Comparing the game to Pong isn’t entirely negative though– Pong is fun! It endeared people for good reason, and it’s in the same ways that Ultra Smash might give you some amount of enjoyment. But Pong was committed to its simplicity; it was black and white, and not all that noisey (sure, it was because of technical limitations, but still) whereas Ultra Smash is nearly just as vacuous, but wears a shiny coat. All of the extra modes, all of the shiny giant characters, the enormous selection of nine identically rectangular courts– it’s all to make something small and unimpressive seem bigger and more important. It’s the game version of an unremarkable child wearing a big, cheap suit.

Yes, there’s a certain separation between the more “random” modes with the super mushrooms and the more “pure skill” modes that strip away the frippery, and there is online play, and these things aren’t trivial. But they aren’t that substantial either.

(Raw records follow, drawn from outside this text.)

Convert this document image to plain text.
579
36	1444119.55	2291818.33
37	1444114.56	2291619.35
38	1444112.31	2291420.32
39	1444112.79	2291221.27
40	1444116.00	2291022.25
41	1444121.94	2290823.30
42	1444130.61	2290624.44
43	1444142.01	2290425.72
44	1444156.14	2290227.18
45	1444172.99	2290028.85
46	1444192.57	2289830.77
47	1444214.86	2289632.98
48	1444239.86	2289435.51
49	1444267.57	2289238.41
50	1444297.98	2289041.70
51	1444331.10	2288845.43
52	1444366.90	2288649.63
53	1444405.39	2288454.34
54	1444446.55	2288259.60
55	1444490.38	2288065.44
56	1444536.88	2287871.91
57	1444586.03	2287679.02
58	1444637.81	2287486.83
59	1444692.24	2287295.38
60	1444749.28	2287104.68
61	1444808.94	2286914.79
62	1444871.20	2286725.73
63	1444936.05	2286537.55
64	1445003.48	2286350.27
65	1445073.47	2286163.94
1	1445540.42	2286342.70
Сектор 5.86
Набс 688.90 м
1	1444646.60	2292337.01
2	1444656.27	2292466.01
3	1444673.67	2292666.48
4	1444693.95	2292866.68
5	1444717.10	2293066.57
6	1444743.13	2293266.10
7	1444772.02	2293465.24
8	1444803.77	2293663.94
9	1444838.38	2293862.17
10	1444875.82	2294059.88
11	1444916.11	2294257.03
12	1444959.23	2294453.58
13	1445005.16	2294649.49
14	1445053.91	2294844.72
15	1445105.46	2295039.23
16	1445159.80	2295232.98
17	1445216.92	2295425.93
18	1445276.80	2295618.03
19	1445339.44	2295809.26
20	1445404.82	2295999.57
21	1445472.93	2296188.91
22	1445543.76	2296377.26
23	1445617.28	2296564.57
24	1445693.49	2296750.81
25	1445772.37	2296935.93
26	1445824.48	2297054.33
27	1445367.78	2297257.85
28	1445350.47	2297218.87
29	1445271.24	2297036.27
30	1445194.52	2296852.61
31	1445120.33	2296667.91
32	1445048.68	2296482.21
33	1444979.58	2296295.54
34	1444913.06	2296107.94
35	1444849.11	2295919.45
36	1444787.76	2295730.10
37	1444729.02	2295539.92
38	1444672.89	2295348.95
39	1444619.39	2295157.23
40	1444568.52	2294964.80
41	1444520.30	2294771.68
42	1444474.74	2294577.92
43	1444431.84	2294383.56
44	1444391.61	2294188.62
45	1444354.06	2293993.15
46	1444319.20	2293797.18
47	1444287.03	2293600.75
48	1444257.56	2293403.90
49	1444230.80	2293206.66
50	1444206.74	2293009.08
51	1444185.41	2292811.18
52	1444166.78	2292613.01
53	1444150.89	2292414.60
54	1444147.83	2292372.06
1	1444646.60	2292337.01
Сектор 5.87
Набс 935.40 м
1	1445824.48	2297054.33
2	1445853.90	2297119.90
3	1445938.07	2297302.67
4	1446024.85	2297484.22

So, ironically, the biggest problem with this game– one that has so little content as it is– is that it’s not simple enough. It would feel more cohesive if it just admitted that it wasn’t that big, got rid of the condescending smokescreen, and committed to what it is at its core: A small, fun, unremarkable tennis game.

The smoke is so thin you can see through it anyway.

The Verdict
thumbs down

The recommendation?

The launch price for Ultra Smash indicates that Nintendo may need to be more diligent about their selection process for market research, as they seem to have surveyed some people with an unreasonable love of mediocre video game tennis.

Still, if you do love arcade tennis (a lot– a lot), then I guess another one of these can’t really hurt.